What Can Style Transfer and Paintings Do For Model Robustness?
This research provides insights for machine learning practitioners on how different forms of image stylization and artistic data affect model robustness, particularly concerning texture and perceptual invariances.
This paper investigates the differences between using style transfer and artist-created paintings for improving model robustness through data augmentation. It finds that while style transfer is effective even without paintings as style images, learning directly from paintings as a form of perceptual data augmentation can further improve model robustness, suggesting distinct invariances are learned from each method.

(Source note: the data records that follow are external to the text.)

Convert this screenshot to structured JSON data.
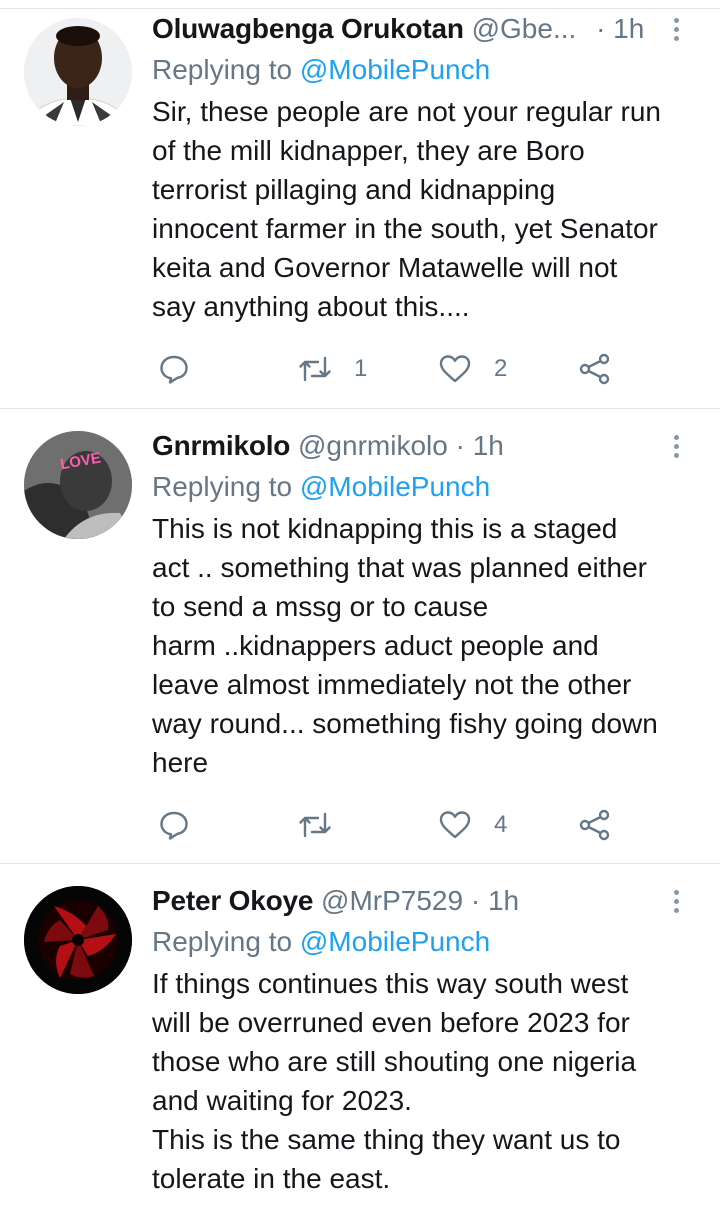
{
  "tweets": [
    {
      "name": "Oluwagbenga Orukotan",
      "handle": "@Gbe...",
      "separator": "·",
      "time": "1h",
      "replying_label": "Replying to",
      "replying_to": "@MobilePunch",
      "text": "Sir, these people are not your regular run\nof the mill kidnapper,  they are Boro\nterrorist  pillaging and kidnapping\ninnocent farmer in the south, yet Senator\nkeita and Governor Matawelle will not\nsay anything about this....",
      "reply_count": "",
      "retweet_count": "1",
      "like_count": "2"
    },
    {
      "name": "Gnrmikolo",
      "handle": "@gnrmikolo",
      "separator": "·",
      "time": "1h",
      "replying_label": "Replying to",
      "replying_to": "@MobilePunch",
      "text": "This is not kidnapping this is a staged\nact .. something that was planned either\nto send a mssg or to cause\nharm ..kidnappers aduct people and\nleave almost immediately not the other\nway round... something fishy going down\nhere",
      "avatar_text": "LOVE",
      "reply_count": "",
      "retweet_count": "",
      "like_count": "4"
    },
    {
      "name": "Peter Okoye",
      "handle": "@MrP7529",
      "separator": "·",
      "time": "1h",
      "replying_label": "Replying to",
      "replying_to": "@MobilePunch",
      "text": "If things continues this way south west\nwill be overruned even before 2023 for\nthose who are still shouting one nigeria\nand waiting for 2023.\nThis is the same thing they want us to\ntolerate in the east."
    }
  ],
  "colors": {
    "link": "#1da1f2",
    "secondary_text": "#657786",
    "icon": "#657786",
    "divider": "#dde3e8"
  }
}
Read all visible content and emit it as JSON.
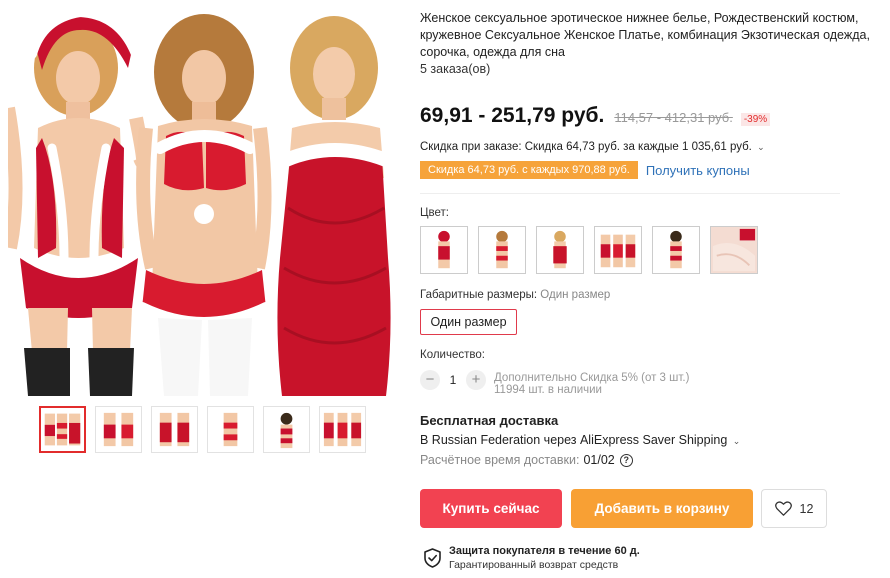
{
  "product": {
    "title": "Женское сексуальное эротическое нижнее белье, Рождественский костюм, кружевное Сексуальное Женское Платье, комбинация Экзотическая одежда, сорочка, одежда для сна",
    "orders": "5 заказа(ов)",
    "price": "69,91 - 251,79 руб.",
    "old_price": "114,57 - 412,31 руб.",
    "discount": "-39%"
  },
  "coupon": {
    "line": "Скидка при заказе: Скидка 64,73 руб. за каждые 1 035,61 руб.",
    "chevron": "⌄",
    "tag": "Скидка 64,73 руб. с каждых 970,88 руб.",
    "link": "Получить купоны"
  },
  "color": {
    "label": "Цвет:"
  },
  "size": {
    "label": "Габаритные размеры:",
    "value": "Один размер",
    "option": "Один размер"
  },
  "quantity": {
    "label": "Количество:",
    "minus": "−",
    "value": "1",
    "plus": "+",
    "note": "Дополнительно Скидка 5% (от 3 шт.)",
    "stock": "11994 шт. в наличии"
  },
  "shipping": {
    "title": "Бесплатная доставка",
    "line": "В Russian Federation через AliExpress Saver Shipping",
    "chevron": "⌄",
    "eta_label": "Расчётное время доставки:",
    "eta_value": "01/02",
    "help": "?"
  },
  "actions": {
    "buy": "Купить сейчас",
    "cart": "Добавить в корзину",
    "wish_count": "12"
  },
  "protection": {
    "title": "Защита покупателя в течение 60 д.",
    "subtitle": "Гарантированный возврат средств"
  },
  "colors": {
    "accent_red": "#f24251",
    "accent_orange": "#f8a034",
    "link_blue": "#2f72b8",
    "discount_red": "#e22c2c"
  }
}
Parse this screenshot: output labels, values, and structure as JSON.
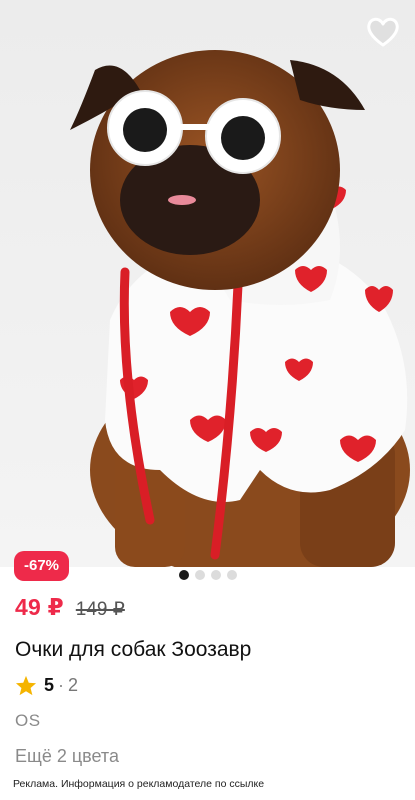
{
  "product": {
    "image_alt": "Dog wearing white flower sunglasses and white hoodie with red hearts",
    "discount_badge": "-67%",
    "price_current": "49 ₽",
    "price_old": "149 ₽",
    "title": "Очки для собак Зоозавр",
    "rating_score": "5",
    "rating_separator": "·",
    "rating_count": "2",
    "brand": "OS",
    "colors_text": "Ещё 2 цвета",
    "ad_disclaimer": "Реклама. Информация о рекламодателе по ссылке"
  },
  "carousel": {
    "total": 4,
    "active": 1
  },
  "icons": {
    "favorite": "heart-outline-icon",
    "rating": "star-icon"
  },
  "colors": {
    "accent": "#ee2a4a",
    "star": "#f5b400",
    "dot_active": "#1a1a1a",
    "dot_inactive": "#dcdcdc"
  }
}
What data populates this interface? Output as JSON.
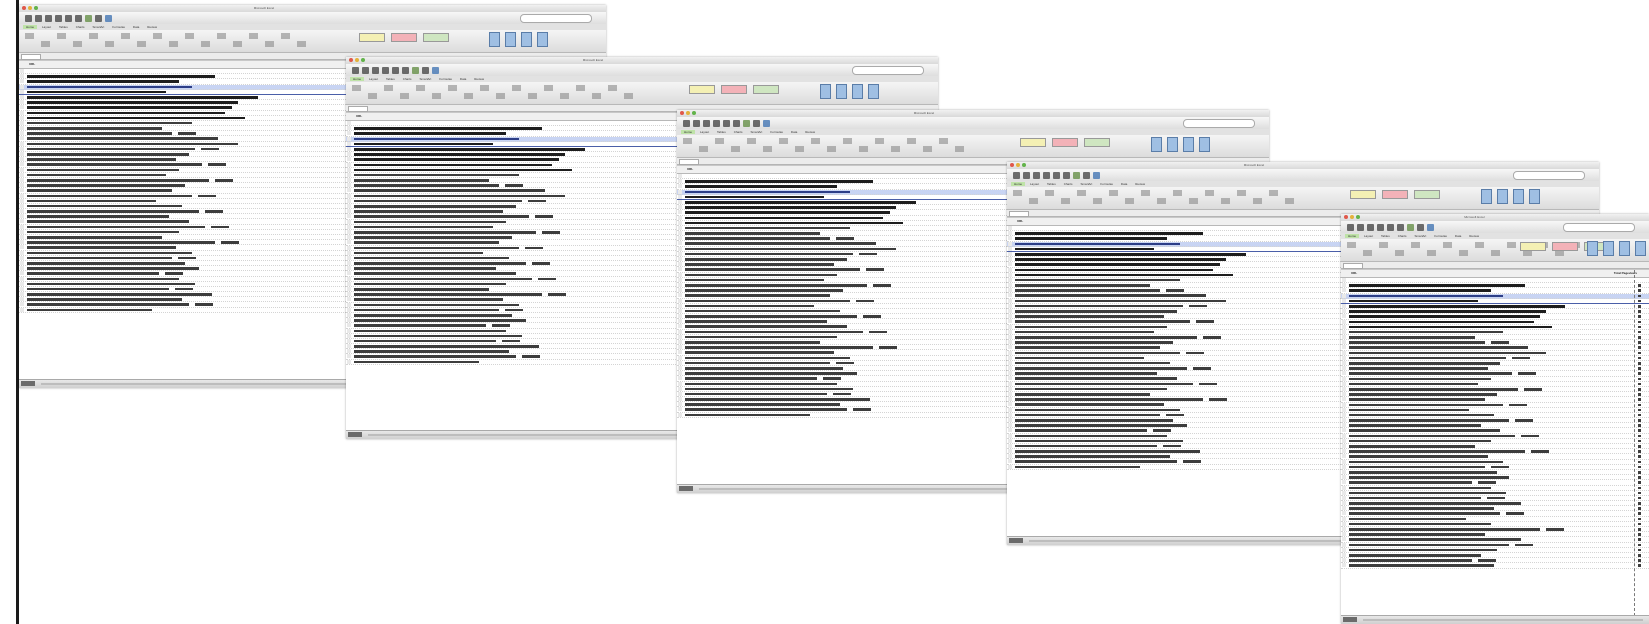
{
  "windows": [
    {
      "id": "w1",
      "title": "Microsoft Excel",
      "col_a_header": "URL",
      "col_b_header": "Total Pageviews",
      "search_placeholder": "Search in Sheet"
    },
    {
      "id": "w2",
      "title": "Microsoft Excel",
      "col_a_header": "URL",
      "col_b_header": "Total Pageviews",
      "search_placeholder": "Search in Sheet"
    },
    {
      "id": "w3",
      "title": "Microsoft Excel",
      "col_a_header": "URL",
      "col_b_header": "Total Pageviews",
      "search_placeholder": "Search in Sheet"
    },
    {
      "id": "w4",
      "title": "Microsoft Excel",
      "col_a_header": "URL",
      "col_b_header": "Total Pageviews",
      "search_placeholder": "Search in Sheet"
    },
    {
      "id": "w5",
      "title": "Microsoft Excel",
      "col_a_header": "URL",
      "col_b_header": "Total Pageviews",
      "search_placeholder": "Search in Sheet"
    }
  ],
  "ribbon_tabs": [
    "Home",
    "Layout",
    "Tables",
    "Charts",
    "SmartArt",
    "Formulas",
    "Data",
    "Review"
  ],
  "style_swatches": [
    "Neutral",
    "Bad",
    "Good"
  ],
  "colors": {
    "selection_row": "#c8d4f3",
    "selection_text": "#2d3e87",
    "ribbon_active_tab": "#bfe3a8",
    "style_neutral": "#f4f0b4",
    "style_bad": "#f3b2b8",
    "style_good": "#cfe6c1"
  },
  "icons": [
    "window-close-icon",
    "window-minimize-icon",
    "window-zoom-icon",
    "new-icon",
    "open-icon",
    "save-icon",
    "print-icon",
    "undo-icon",
    "redo-icon",
    "sum-icon",
    "sort-icon",
    "chart-icon",
    "sheet-tab-icon"
  ]
}
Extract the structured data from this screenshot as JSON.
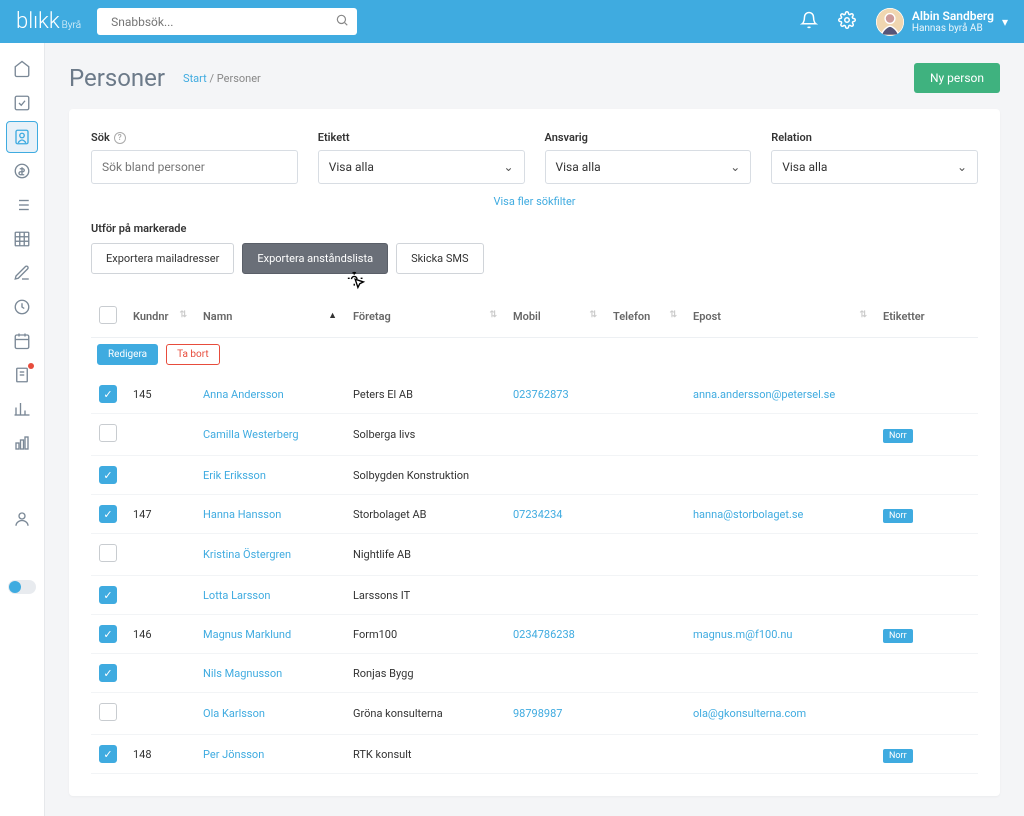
{
  "topbar": {
    "logo_main": "blıkk",
    "logo_sub": "Byrå",
    "search_placeholder": "Snabbsök...",
    "user_name": "Albin Sandberg",
    "user_org": "Hannas byrå AB"
  },
  "page": {
    "title": "Personer",
    "crumb_start": "Start",
    "crumb_sep": " / ",
    "crumb_current": "Personer",
    "new_btn": "Ny person"
  },
  "filters": {
    "sok_label": "Sök",
    "sok_placeholder": "Sök bland personer",
    "etikett_label": "Etikett",
    "etikett_value": "Visa alla",
    "ansvarig_label": "Ansvarig",
    "ansvarig_value": "Visa alla",
    "relation_label": "Relation",
    "relation_value": "Visa alla",
    "more_link": "Visa fler sökfilter"
  },
  "actions": {
    "label": "Utför på markerade",
    "export_email": "Exportera mailadresser",
    "export_anstand": "Exportera anståndslista",
    "send_sms": "Skicka SMS"
  },
  "row_actions": {
    "edit": "Redigera",
    "delete": "Ta bort"
  },
  "columns": {
    "kundnr": "Kundnr",
    "namn": "Namn",
    "foretag": "Företag",
    "mobil": "Mobil",
    "telefon": "Telefon",
    "epost": "Epost",
    "etiketter": "Etiketter"
  },
  "rows": [
    {
      "checked": true,
      "kundnr": "145",
      "namn": "Anna Andersson",
      "foretag": "Peters El AB",
      "mobil": "023762873",
      "telefon": "",
      "epost": "anna.andersson@petersel.se",
      "etikett": ""
    },
    {
      "checked": false,
      "kundnr": "",
      "namn": "Camilla Westerberg",
      "foretag": "Solberga livs",
      "mobil": "",
      "telefon": "",
      "epost": "",
      "etikett": "Norr"
    },
    {
      "checked": true,
      "kundnr": "",
      "namn": "Erik Eriksson",
      "foretag": "Solbygden Konstruktion",
      "mobil": "",
      "telefon": "",
      "epost": "",
      "etikett": ""
    },
    {
      "checked": true,
      "kundnr": "147",
      "namn": "Hanna Hansson",
      "foretag": "Storbolaget AB",
      "mobil": "07234234",
      "telefon": "",
      "epost": "hanna@storbolaget.se",
      "etikett": "Norr"
    },
    {
      "checked": false,
      "kundnr": "",
      "namn": "Kristina Östergren",
      "foretag": "Nightlife AB",
      "mobil": "",
      "telefon": "",
      "epost": "",
      "etikett": ""
    },
    {
      "checked": true,
      "kundnr": "",
      "namn": "Lotta Larsson",
      "foretag": "Larssons IT",
      "mobil": "",
      "telefon": "",
      "epost": "",
      "etikett": ""
    },
    {
      "checked": true,
      "kundnr": "146",
      "namn": "Magnus Marklund",
      "foretag": "Form100",
      "mobil": "0234786238",
      "telefon": "",
      "epost": "magnus.m@f100.nu",
      "etikett": "Norr"
    },
    {
      "checked": true,
      "kundnr": "",
      "namn": "Nils Magnusson",
      "foretag": "Ronjas Bygg",
      "mobil": "",
      "telefon": "",
      "epost": "",
      "etikett": ""
    },
    {
      "checked": false,
      "kundnr": "",
      "namn": "Ola Karlsson",
      "foretag": "Gröna konsulterna",
      "mobil": "98798987",
      "telefon": "",
      "epost": "ola@gkonsulterna.com",
      "etikett": ""
    },
    {
      "checked": true,
      "kundnr": "148",
      "namn": "Per Jönsson",
      "foretag": "RTK konsult",
      "mobil": "",
      "telefon": "",
      "epost": "",
      "etikett": "Norr"
    }
  ]
}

A common strategy for improving model robustness is through data augmentations. Data augmentations encourage models to learn desired invariances, such as invariance to horizontal flipping or small changes in color. Recent work has shown that arbitrary style transfer can be used as a form of data augmentation to encourage invariance to textures by creating painting-like images from photographs. However, a stylized photograph is not quite the same as an artist-created painting. Artists depict perceptually meaningful cues in paintings so that humans can recognize salient components in scenes, an emphasis which is not enforced in style transfer. Therefore, we study how style transfer and paintings differ in their impact on model robustness. First, we investigate the role of paintings as style images for stylization-based data augmentation. We find that style transfer functions well even without paintings as style images. Second, we show that learning from paintings as a form of perceptual data augmentation can improve model robustness. Finally, we investigate the invariances learned from stylization and from paintings, and show that models learn different invariances from these differing forms of data. Our results provide insights into how stylization improves model robustness, and provide evidence that artist-created paintings can be a valuable source of data for model robustness.